That sounds like a well-conservative approach. What calibers are you reloading, or is a list so long I should ask what you're *not* reloading? :)

Judging the from the discarded boxes and appearance of the brass, most of what I picked up yesterday is once-fired WWB, Remington, and Blazer Brass -- and when I hit the range, it's never only for brass, just to shoot (but I'll take what comes).

The caliber I plan to start reloading with is .45ACP, which I understand is one of the nicest to get into it with, because of its relatively large case and low pressure charge. My intent is actually to make loads on the left side of the bell-curve (less oomph, but within the recommended range), for low-recoil plinking, and (once I'm *very* satisfied with the results) letting friends shoot slightly gentler-than-average .45 loads. I have no current ambitions for making anything hotter than average -- for me, for now, I'll leave that to the specialty ammo makers :)

Cheers,

timothy

yhtomit
May 16, 2007, 04:21 PM
wolf_from-wv wrote: ".17 hmr
.22
.22 mag
.25
.32 Browning?
5.7x21?
.380
9mm Mak
[(etc etc)]"


You mean you reload for all those? Or are those calibers you've found lying about your shooting spots? I think I missed the point of your list :) If it's either of those things, though, Sheesh, impressive!

timothy

wolf_from_wv
May 16, 2007, 04:39 PM
That's what I find... Then I go over to the trash can, and get the empty boxes out...

Just reload
.380, 9mm, .45, .45LC

I just put the rest in boxes, for "later"...

Lashlarue
May 16, 2007, 04:40 PM
I only reload 44mag,44 spec. and 45 acp.Lately all I shoot is 9mm but reloading that is not cost effective. Sold my 45and 44 mag pistols but considering a 45 carbine and still have my 1894s...

ball3006
May 16, 2007, 04:41 PM
no brass stays on the ground long when I am around. But, I do not pick it up while a shooter is still there. When he leaves, I am on it. I see very little rifle brass at the club I belong to but pistol brass is fairly plentiful. I only reload mild practice loads so I don't mind shooting unknown brass. It all gets inspected during each load anyway.......I throw more in the bucket than I take as I shoot alot of brass berdan primed surplus stuff......chris3

rxraptor02
May 16, 2007, 05:14 PM
Nice score!


I do not reload. I don't have the space or time. On my last range trip I had my xd45c and a few boxes of blazer brass. The guy who was next to me was a reloader. His kid was chasing down his brass as it landed(the kid was being safe). I offered up my brass and swept it into piles for the kid to pick up. They were happy to take it.
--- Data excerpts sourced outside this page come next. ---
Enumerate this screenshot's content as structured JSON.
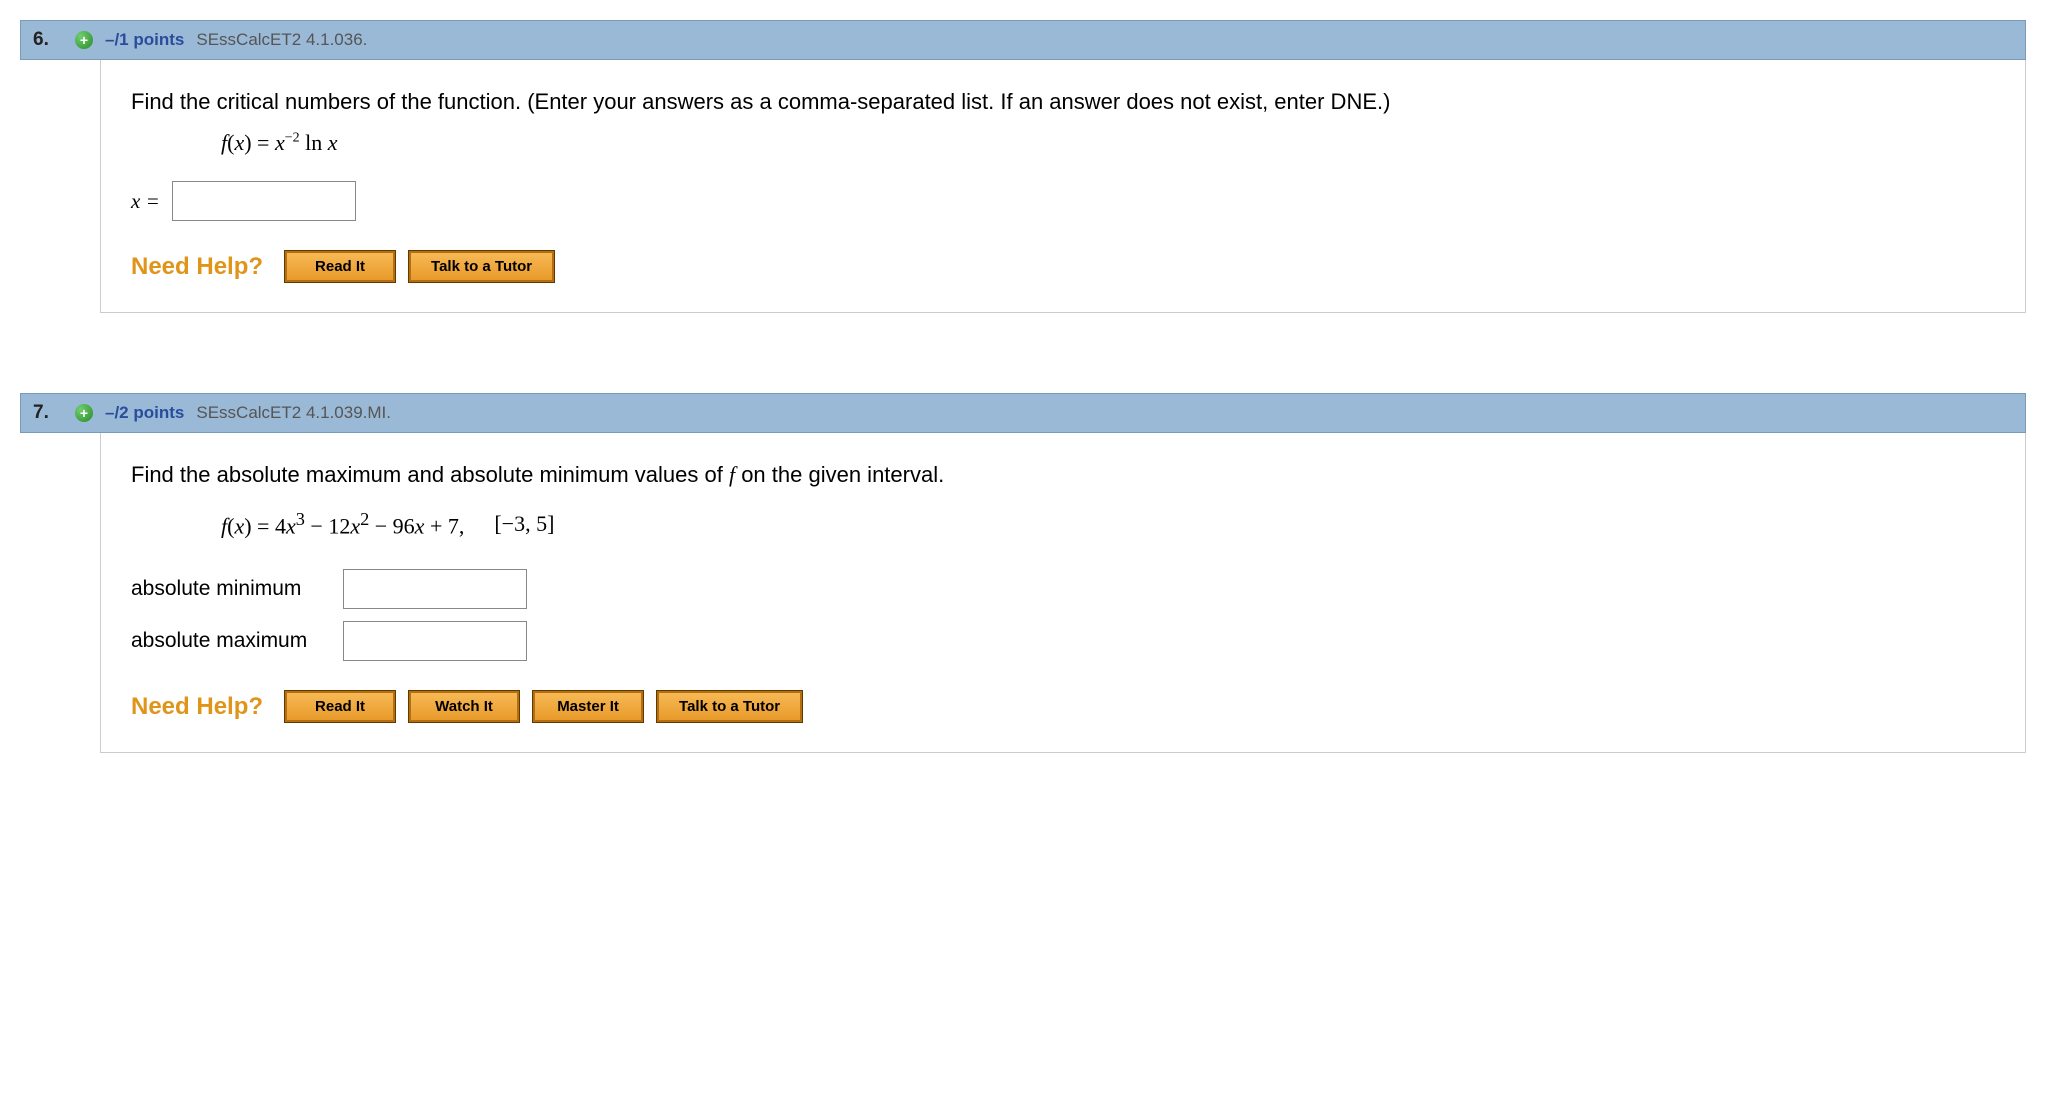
{
  "q6": {
    "number": "6.",
    "points": "–/1 points",
    "source": "SEssCalcET2 4.1.036.",
    "prompt": "Find the critical numbers of the function. (Enter your answers as a comma-separated list. If an answer does not exist, enter DNE.)",
    "answer_label": "x =",
    "need_help": "Need Help?",
    "buttons": {
      "read": "Read It",
      "tutor": "Talk to a Tutor"
    }
  },
  "q7": {
    "number": "7.",
    "points": "–/2 points",
    "source": "SEssCalcET2 4.1.039.MI.",
    "prompt": "Find the absolute maximum and absolute minimum values of f on the given interval.",
    "interval_prefix": "[−",
    "interval_a": "3",
    "interval_mid": ", ",
    "interval_b": "5",
    "interval_suffix": "]",
    "coef_b": "12",
    "coef_c": "96",
    "coef_d": "7",
    "abs_min_label": "absolute minimum",
    "abs_max_label": "absolute maximum",
    "need_help": "Need Help?",
    "buttons": {
      "read": "Read It",
      "watch": "Watch It",
      "master": "Master It",
      "tutor": "Talk to a Tutor"
    }
  }
}
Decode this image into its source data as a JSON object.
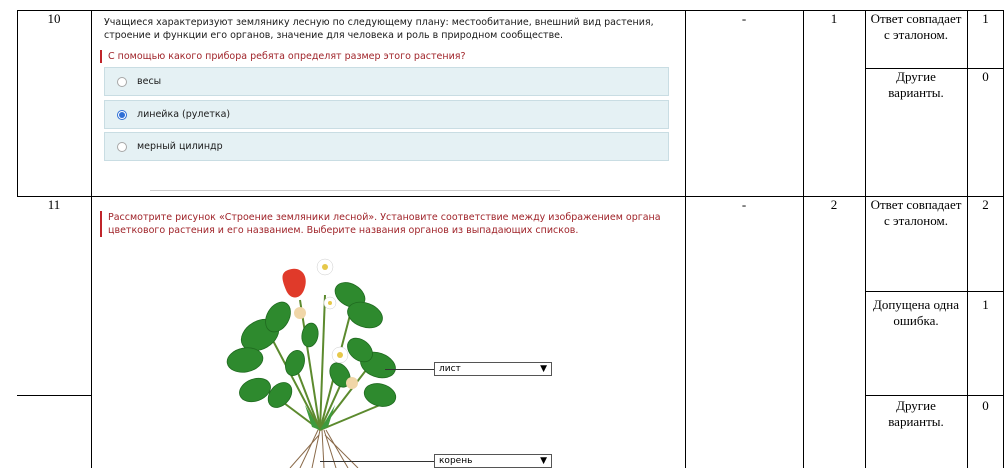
{
  "rows": [
    {
      "num": "10",
      "question_text": "Учащиеся характеризуют землянику лесную по следующему плану: местообитание, внешний вид растения, строение и функции его органов, значение для человека и роль в природном сообществе.",
      "sub_question": "С помощью какого прибора ребята определят размер этого растения?",
      "options": [
        {
          "label": "весы",
          "selected": false
        },
        {
          "label": "линейка (рулетка)",
          "selected": true
        },
        {
          "label": "мерный цилиндр",
          "selected": false
        }
      ],
      "col_dash": "-",
      "max_points": "1",
      "criteria": [
        {
          "text": "Ответ совпадает с эталоном.",
          "points": "1"
        },
        {
          "text": "Другие варианты.",
          "points": "0"
        }
      ]
    },
    {
      "num": "11",
      "question_text": "Рассмотрите рисунок «Строение земляники лесной». Установите соответствие между изображением органа цветкового растения и его названием. Выберите названия органов из выпадающих списков.",
      "dropdowns": [
        {
          "value": "лист"
        },
        {
          "value": "корень"
        }
      ],
      "col_dash": "-",
      "max_points": "2",
      "criteria": [
        {
          "text": "Ответ совпадает с эталоном.",
          "points": "2"
        },
        {
          "text": "Допущена одна ошибка.",
          "points": "1"
        },
        {
          "text": "Другие варианты.",
          "points": "0"
        }
      ]
    }
  ],
  "colors": {
    "option_bg": "#e5f1f4",
    "accent_red": "#c0242a",
    "radio_selected": "#2f6fd6",
    "leaf_green": "#2e8a2e",
    "strawberry_red": "#e03a2a"
  },
  "icons": [
    "radio-icon",
    "chevron-down-icon",
    "strawberry-plant-illustration"
  ]
}
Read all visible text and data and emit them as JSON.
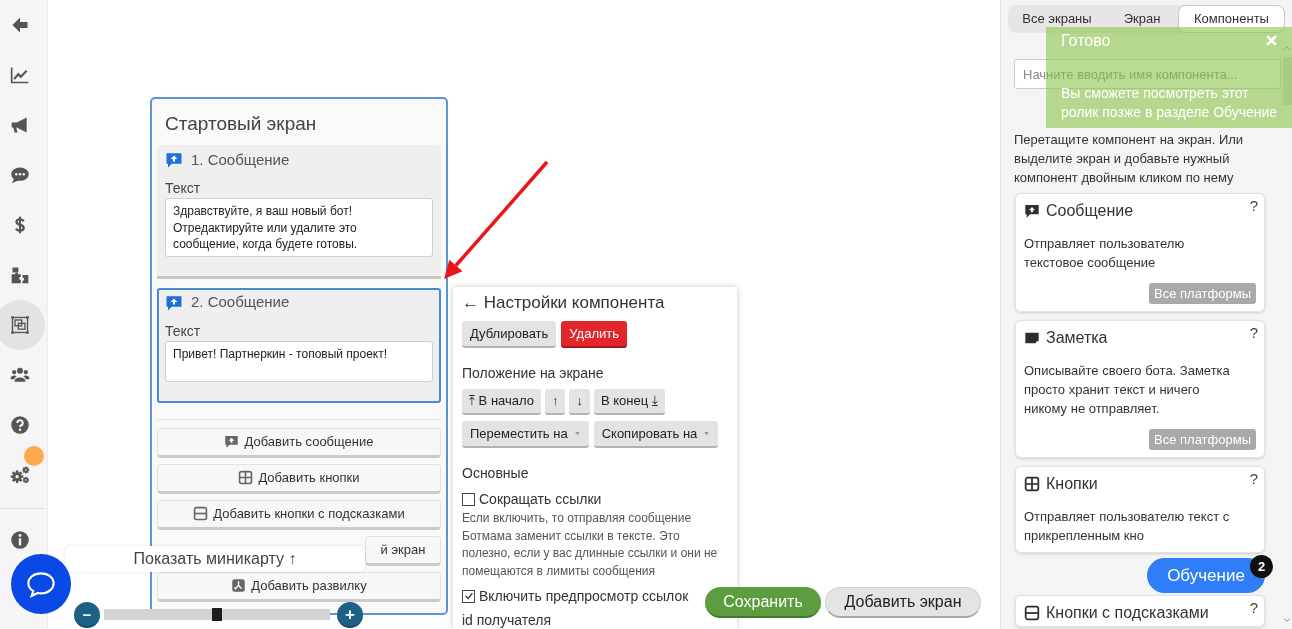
{
  "sidebar": {
    "items": [
      {
        "selected": false,
        "notification": false
      },
      {
        "selected": false,
        "notification": false
      },
      {
        "selected": false,
        "notification": false
      },
      {
        "selected": false,
        "notification": false
      },
      {
        "selected": false,
        "notification": false
      },
      {
        "selected": false,
        "notification": false
      },
      {
        "selected": true,
        "notification": false
      },
      {
        "selected": false,
        "notification": false
      },
      {
        "selected": false,
        "notification": false
      },
      {
        "selected": false,
        "notification": true
      }
    ],
    "footer_items": [
      {
        "selected": false,
        "notification": false
      }
    ]
  },
  "canvas": {
    "screen": {
      "title": "Стартовый экран",
      "components": [
        {
          "title": "1. Сообщение",
          "field_label": "Текст",
          "text": "Здравствуйте, я ваш новый бот! Отредактируйте или удалите это сообщение, когда будете готовы.",
          "selected": false
        },
        {
          "title": "2. Сообщение",
          "field_label": "Текст",
          "text": "Привет! Партнеркин - топовый проект!",
          "selected": true
        }
      ],
      "add_buttons": [
        {
          "kind": "message",
          "label": "Добавить сообщение"
        },
        {
          "kind": "buttons",
          "label": "Добавить кнопки"
        },
        {
          "kind": "hint_buttons",
          "label": "Добавить кнопки с подсказками"
        },
        {
          "kind": "partial",
          "label": "й экран"
        },
        {
          "kind": "fork",
          "label": "Добавить развилку"
        }
      ]
    }
  },
  "settings_panel": {
    "title": "← Настройки компонента",
    "actions": [
      {
        "kind": "neutral",
        "label": "Дублировать"
      },
      {
        "kind": "danger",
        "label": "Удалить"
      }
    ],
    "position_title": "Положение на экране",
    "position_buttons": [
      {
        "label": "⤒ В начало"
      },
      {
        "label": "↑"
      },
      {
        "label": "↓"
      },
      {
        "label": "В конец ⤓"
      }
    ],
    "transfer_buttons": [
      {
        "label": "Переместить на"
      },
      {
        "label": "Скопировать на"
      }
    ],
    "section_title": "Основные",
    "options": [
      {
        "label": "Сокращать ссылки",
        "checked": false,
        "description": "Если включить, то отправляя сообщение Ботмама заменит ссылки в тексте. Это полезно, если у вас длинные ссылки и они не помещаются в лимиты сообщения"
      },
      {
        "label": "Включить предпросмотр ссылок",
        "checked": true
      }
    ],
    "field_label": "id получателя"
  },
  "footer_buttons": [
    {
      "kind": "primary",
      "label": "Сохранить"
    },
    {
      "kind": "secondary",
      "label": "Добавить экран"
    }
  ],
  "minimap": {
    "label": "Показать миникарту ↑"
  },
  "zoom": {
    "minus": "−",
    "plus": "+",
    "level": 0.5
  },
  "right_panel": {
    "tabs": [
      {
        "label": "Все экраны",
        "selected": false
      },
      {
        "label": "Экран",
        "selected": false
      },
      {
        "label": "Компоненты",
        "selected": true
      }
    ],
    "search": {
      "placeholder": "Начните вводить имя компонента..."
    },
    "hint": "Перетащите компонент на экран. Или выделите экран и добавьте нужный компонент двойным кликом по нему",
    "components": [
      {
        "kind": "message",
        "title": "Сообщение",
        "help": "?",
        "description": "Отправляет пользователю текстовое сообщение",
        "platforms": "Все платформы"
      },
      {
        "kind": "note",
        "title": "Заметка",
        "help": "?",
        "description": "Описывайте своего бота. Заметка просто хранит текст и ничего никому не отправляет.",
        "platforms": "Все платформы"
      },
      {
        "kind": "buttons",
        "title": "Кнопки",
        "help": "?",
        "description": "Отправляет пользователю текст с прикрепленным кно"
      },
      {
        "kind": "hint_buttons",
        "title": "Кнопки с подсказками",
        "help": "?"
      }
    ]
  },
  "toast": {
    "title": "Готово",
    "message": "Вы сможете посмотреть этот ролик позже в разделе Обучение"
  },
  "tutorial_button": {
    "label": "Обучение",
    "badge": "2"
  }
}
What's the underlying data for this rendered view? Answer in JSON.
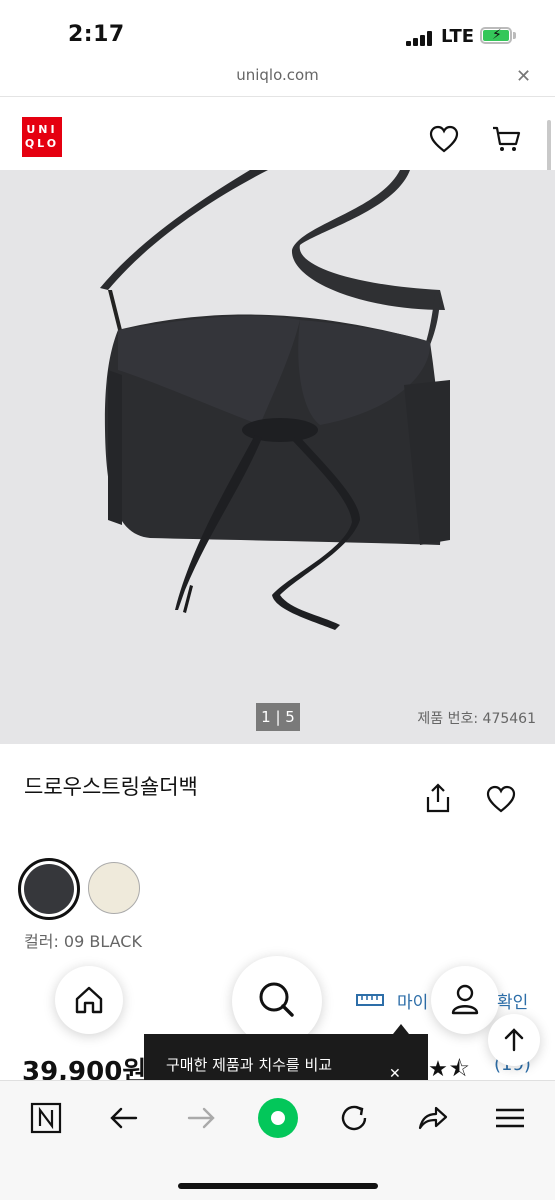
{
  "status_bar": {
    "time": "2:17",
    "network": "LTE",
    "battery_level": 1.0
  },
  "browser": {
    "url": "uniqlo.com",
    "close_glyph": "✕"
  },
  "header": {
    "logo_line1": "UNI",
    "logo_line2": "QLO",
    "brand_color": "#e50010",
    "icons": [
      "heart-icon",
      "cart-icon"
    ]
  },
  "gallery": {
    "pager": "1 | 5",
    "product_number": "제품 번호: 475461",
    "background": "#e5e5e7"
  },
  "product": {
    "title": "드로우스트링숄더백",
    "colors": [
      {
        "name": "09 BLACK",
        "hex": "#36373b",
        "selected": true
      },
      {
        "name": "cream",
        "hex": "#efeadb",
        "selected": false
      }
    ],
    "color_label": "컬러: 09 BLACK",
    "price": "39,900원",
    "rating": 4.5,
    "stars": "★★★★⯪",
    "review_count": "(19)"
  },
  "floating_nav": {
    "my_label": "마이",
    "confirm_label": "확인",
    "accent": "#2d6ea8"
  },
  "tooltip": {
    "text": "구매한 제품과 치수를 비교",
    "close": "✕"
  },
  "toolbar": {
    "icons": [
      "naver-n-icon",
      "back-arrow-icon",
      "forward-arrow-icon",
      "green-dot-icon",
      "refresh-icon",
      "share-arrow-icon",
      "menu-icon"
    ],
    "green": "#03c75a"
  }
}
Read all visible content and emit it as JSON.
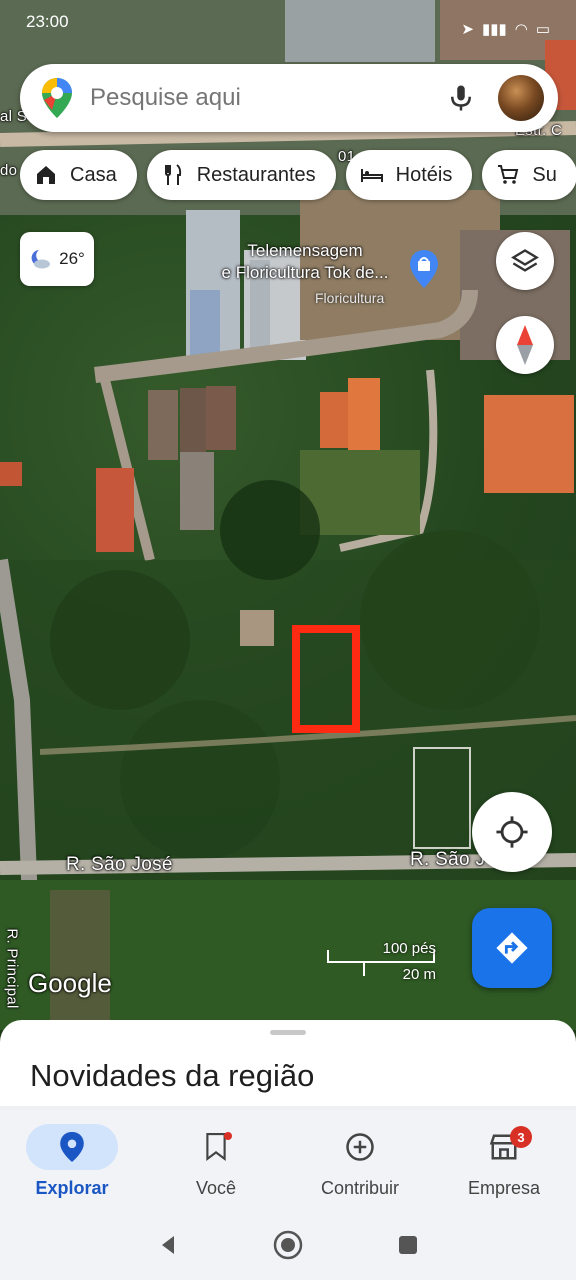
{
  "status_bar": {
    "time": "23:00"
  },
  "search": {
    "placeholder": "Pesquise aqui"
  },
  "chips": [
    {
      "label": "Casa",
      "icon": "home-icon"
    },
    {
      "label": "Restaurantes",
      "icon": "fork-knife-icon"
    },
    {
      "label": "Hotéis",
      "icon": "bed-icon"
    },
    {
      "label": "Su",
      "icon": "cart-icon"
    }
  ],
  "weather": {
    "temperature": "26°",
    "icon": "partly-cloudy-night-icon"
  },
  "map": {
    "poi": {
      "name_line1": "Telemensagem",
      "name_line2": "e Floricultura Tok de...",
      "category": "Floricultura"
    },
    "street_labels": {
      "estr_top": "Estr. C",
      "road_top_left": "al S",
      "road_left_2": "do",
      "road_number": "01",
      "rua_sao_jose_1": "R. São José",
      "rua_sao_jose_2": "R. São J",
      "rua_principal": "R. Principal"
    },
    "scale": {
      "imperial": "100 pés",
      "metric": "20 m"
    },
    "attribution": "Google",
    "highlight_color": "#ff2a12"
  },
  "sheet": {
    "title": "Novidades da região"
  },
  "nav": {
    "items": [
      {
        "label": "Explorar",
        "icon": "location-pin-icon",
        "active": true
      },
      {
        "label": "Você",
        "icon": "bookmark-icon",
        "active": false
      },
      {
        "label": "Contribuir",
        "icon": "add-circle-icon",
        "active": false
      },
      {
        "label": "Empresa",
        "icon": "store-icon",
        "active": false,
        "badge": "3"
      }
    ]
  },
  "colors": {
    "accent": "#1a73e8",
    "active_nav_bg": "#d2e3fc",
    "badge": "#d93025"
  }
}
I think I might start collecting to pass along to the folks on board. I just need to find time to shoot...

Tinman357
May 16, 2007, 05:33 PM
I'm still waiting for my 10mm brass to come out of low earth orbit..

ANT1: Now I know where all my .45 brass goes.. :neener:

thegriz
May 16, 2007, 05:52 PM
I don't reload. I used to tidy up my brass so one of you guys could have it on your next visit. Now I finally have a reloader and I'm saving my own brass. Sorry guys. Now I just have to learn how to use the little bugger. Been too busy to learn but got the whole setup from a classified ad for too cheap to pass up. It also came with a shotgun reloader. So many toys and so little time.

jeepmor
May 16, 2007, 06:14 PM
reduce, reuse, recycle. Even steel has a decent price per pound nowadays. I just collect as much as I can and keep the cases I don't have a gun for in a bucket for recycle. Once it's full, I'll take it in or give to some kids for bubblegum money.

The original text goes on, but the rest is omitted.